When Wonder Boy asked for a camp out to celebrate the double digits, I got really excited. "You can invite a couple friends, and I will start pinning all the cute 'camp out' parties on Pinterest." He only caught the first part of that sentence because yuh-know: He doesn't speak "lady." A few minutes into searching the internet for camping party ideas it hit me. Why the extra work? Why the fluff? Why spend time printing labels for snacks when - duh - we all know what a juice box is. It's a camp out for heaven's sake. With BOYS. What I really want for this nature-loving child is a camp out you see on the movies - the simple, this-is-what-boys-live-for and makes us long for the summers of our childhoods kind of camp out. The throw granola bars and candy in a sack, kids running through the yard eating Doritos right out of the bag, flashlights, head-lamps, and Twizzlers kind of camp out. I tossed out all the cute camping themes, decor, and precious "Smores Bar" ideas because our child wanted to ring in the 10 with a night of boys, and turtles, and fire, and hot dog roasting, and taking bites that are way too big, and tomfoolery, and Starburst roasting, and smores making, and watermelon eating, and seed spitting, and crawfish catching, and stick gathering, and fire, and more fire, and glow stick hide-and-seek, and cupcakes served right on a metal baking pan and oh - this thing called fire. Did I mention fire?
bug birthday gifts
One of his friends gave him a nest containing hundreds of praying mantis eggs.
We promptly hung up the baby bug nursery outside.
Who cares if it's a grizzly camp out. This child still requested strawberry cupcakes and pink icing.
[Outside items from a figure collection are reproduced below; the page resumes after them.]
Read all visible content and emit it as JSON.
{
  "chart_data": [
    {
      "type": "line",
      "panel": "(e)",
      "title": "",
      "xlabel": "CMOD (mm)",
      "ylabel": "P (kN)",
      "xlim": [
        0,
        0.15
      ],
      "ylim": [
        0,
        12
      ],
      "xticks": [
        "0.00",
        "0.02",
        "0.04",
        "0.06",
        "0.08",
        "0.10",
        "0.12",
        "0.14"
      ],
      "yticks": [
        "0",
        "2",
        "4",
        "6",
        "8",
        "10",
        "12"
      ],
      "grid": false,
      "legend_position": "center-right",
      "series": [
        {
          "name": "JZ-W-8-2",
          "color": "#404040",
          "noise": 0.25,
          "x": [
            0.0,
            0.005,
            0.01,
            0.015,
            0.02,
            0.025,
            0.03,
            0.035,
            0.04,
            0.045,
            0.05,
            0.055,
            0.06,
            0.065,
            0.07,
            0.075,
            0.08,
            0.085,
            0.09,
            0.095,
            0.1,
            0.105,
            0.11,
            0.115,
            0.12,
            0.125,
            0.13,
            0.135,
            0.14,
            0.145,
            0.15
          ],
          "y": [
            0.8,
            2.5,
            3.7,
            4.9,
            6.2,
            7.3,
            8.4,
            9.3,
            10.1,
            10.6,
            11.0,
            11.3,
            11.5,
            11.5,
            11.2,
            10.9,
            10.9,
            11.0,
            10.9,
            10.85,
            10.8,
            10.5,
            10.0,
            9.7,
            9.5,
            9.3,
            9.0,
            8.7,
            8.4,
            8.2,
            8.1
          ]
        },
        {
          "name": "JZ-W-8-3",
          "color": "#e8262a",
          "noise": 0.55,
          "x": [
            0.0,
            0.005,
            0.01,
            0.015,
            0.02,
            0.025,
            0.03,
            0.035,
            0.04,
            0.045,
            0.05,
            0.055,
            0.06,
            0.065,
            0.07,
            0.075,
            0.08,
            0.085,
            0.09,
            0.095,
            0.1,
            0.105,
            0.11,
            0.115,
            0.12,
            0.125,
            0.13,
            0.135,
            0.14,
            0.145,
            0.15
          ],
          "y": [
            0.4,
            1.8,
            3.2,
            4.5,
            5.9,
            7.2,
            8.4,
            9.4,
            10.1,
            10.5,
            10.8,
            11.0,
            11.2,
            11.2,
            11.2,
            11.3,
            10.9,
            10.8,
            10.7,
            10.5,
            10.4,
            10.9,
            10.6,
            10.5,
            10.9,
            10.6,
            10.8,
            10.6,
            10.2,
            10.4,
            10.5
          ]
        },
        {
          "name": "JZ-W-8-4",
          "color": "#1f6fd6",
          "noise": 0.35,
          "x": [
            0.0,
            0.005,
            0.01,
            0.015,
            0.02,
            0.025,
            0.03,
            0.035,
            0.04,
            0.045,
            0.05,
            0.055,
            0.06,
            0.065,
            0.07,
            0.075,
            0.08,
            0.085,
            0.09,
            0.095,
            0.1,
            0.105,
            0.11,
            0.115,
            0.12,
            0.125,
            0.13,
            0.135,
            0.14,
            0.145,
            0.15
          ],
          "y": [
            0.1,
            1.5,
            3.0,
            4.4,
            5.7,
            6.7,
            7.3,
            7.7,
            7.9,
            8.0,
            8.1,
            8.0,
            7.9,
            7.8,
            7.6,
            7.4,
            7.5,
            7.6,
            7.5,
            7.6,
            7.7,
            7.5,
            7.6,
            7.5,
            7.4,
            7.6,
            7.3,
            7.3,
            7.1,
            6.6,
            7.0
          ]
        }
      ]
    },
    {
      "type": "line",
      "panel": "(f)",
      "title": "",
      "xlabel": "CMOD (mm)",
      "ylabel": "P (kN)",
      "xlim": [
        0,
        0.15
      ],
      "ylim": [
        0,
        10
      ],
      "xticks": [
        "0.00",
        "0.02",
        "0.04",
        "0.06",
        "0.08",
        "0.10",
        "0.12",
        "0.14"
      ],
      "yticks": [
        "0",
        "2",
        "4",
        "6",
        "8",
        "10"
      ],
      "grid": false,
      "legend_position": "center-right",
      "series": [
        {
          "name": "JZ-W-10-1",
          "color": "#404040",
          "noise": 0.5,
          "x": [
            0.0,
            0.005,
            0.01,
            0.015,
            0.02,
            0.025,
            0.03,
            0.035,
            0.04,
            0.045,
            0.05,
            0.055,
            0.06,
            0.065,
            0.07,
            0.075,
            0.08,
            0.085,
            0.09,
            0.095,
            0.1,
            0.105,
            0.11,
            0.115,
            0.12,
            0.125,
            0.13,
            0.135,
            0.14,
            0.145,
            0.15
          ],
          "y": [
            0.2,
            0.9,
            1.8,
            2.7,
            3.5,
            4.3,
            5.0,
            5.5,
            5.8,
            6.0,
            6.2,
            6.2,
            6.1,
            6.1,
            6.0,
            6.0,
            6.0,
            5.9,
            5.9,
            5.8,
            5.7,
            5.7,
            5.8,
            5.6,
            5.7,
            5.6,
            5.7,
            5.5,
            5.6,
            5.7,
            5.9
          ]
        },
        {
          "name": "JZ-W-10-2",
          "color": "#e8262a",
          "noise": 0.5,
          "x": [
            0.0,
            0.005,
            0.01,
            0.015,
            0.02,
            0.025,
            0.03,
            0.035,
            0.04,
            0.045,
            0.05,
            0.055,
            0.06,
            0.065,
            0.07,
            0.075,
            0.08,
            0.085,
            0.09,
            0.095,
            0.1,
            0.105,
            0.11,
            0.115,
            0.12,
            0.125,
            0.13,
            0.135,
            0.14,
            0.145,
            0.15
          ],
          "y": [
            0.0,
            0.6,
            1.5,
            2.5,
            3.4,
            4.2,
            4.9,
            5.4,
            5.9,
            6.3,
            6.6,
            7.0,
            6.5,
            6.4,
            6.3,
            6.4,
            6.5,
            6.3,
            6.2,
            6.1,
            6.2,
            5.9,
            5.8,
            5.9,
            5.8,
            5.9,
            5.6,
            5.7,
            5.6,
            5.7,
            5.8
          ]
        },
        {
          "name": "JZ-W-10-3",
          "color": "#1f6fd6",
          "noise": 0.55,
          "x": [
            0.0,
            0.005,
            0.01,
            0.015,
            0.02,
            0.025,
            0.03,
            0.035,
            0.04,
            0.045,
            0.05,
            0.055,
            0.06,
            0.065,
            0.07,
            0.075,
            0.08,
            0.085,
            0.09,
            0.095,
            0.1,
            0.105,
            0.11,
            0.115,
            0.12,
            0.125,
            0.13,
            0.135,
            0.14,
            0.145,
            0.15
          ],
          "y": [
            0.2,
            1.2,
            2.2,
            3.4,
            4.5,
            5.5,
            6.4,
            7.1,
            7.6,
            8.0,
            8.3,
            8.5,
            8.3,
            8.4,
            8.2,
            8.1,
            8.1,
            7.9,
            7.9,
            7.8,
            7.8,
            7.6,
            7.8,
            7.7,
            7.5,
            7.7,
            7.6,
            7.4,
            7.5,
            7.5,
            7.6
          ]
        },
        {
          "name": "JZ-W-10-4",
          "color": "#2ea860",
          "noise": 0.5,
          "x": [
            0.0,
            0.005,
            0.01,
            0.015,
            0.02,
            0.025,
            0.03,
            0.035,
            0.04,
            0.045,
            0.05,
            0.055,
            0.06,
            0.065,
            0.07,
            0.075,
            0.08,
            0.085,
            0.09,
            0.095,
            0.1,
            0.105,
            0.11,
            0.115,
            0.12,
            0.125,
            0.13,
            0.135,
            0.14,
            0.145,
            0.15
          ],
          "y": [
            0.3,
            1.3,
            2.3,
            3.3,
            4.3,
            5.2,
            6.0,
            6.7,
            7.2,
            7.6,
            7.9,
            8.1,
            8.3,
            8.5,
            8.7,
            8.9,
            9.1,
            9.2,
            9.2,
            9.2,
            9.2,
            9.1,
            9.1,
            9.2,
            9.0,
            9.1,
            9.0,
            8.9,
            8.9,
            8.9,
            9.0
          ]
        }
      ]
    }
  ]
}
I heart this boy who daily moons "what people think." He has no use for public opinion - or hair brushes.
I told the boys I'd pay them each a dollar if they made it through the night in the tent.
I lost 5 bucks this morning.
If this picture came with a scratch and sniff feature, you'd gag.
They smelled like fire, crawfish, bug spray, and man sweat.
Before bed I put on my excited, "this is cool" face and said, "Hey...you can totally shower before you go to bed if you want. How awesome would that be? Right? To be all clean in your tent?" My enthusiastic request was met with a lot of "What? No WAY! Showers are for girls!" Boys. They major in disgusting.
Except for this child. He disappeared for a few minutes then ran outside and hugged me.
"I took a shower, mom."
I sniffed him up, told him goodnight, and how much I adored him.
Happy Birthday Hayden
You are wonder.
You are loved.
You are backyard camp out kind of magical.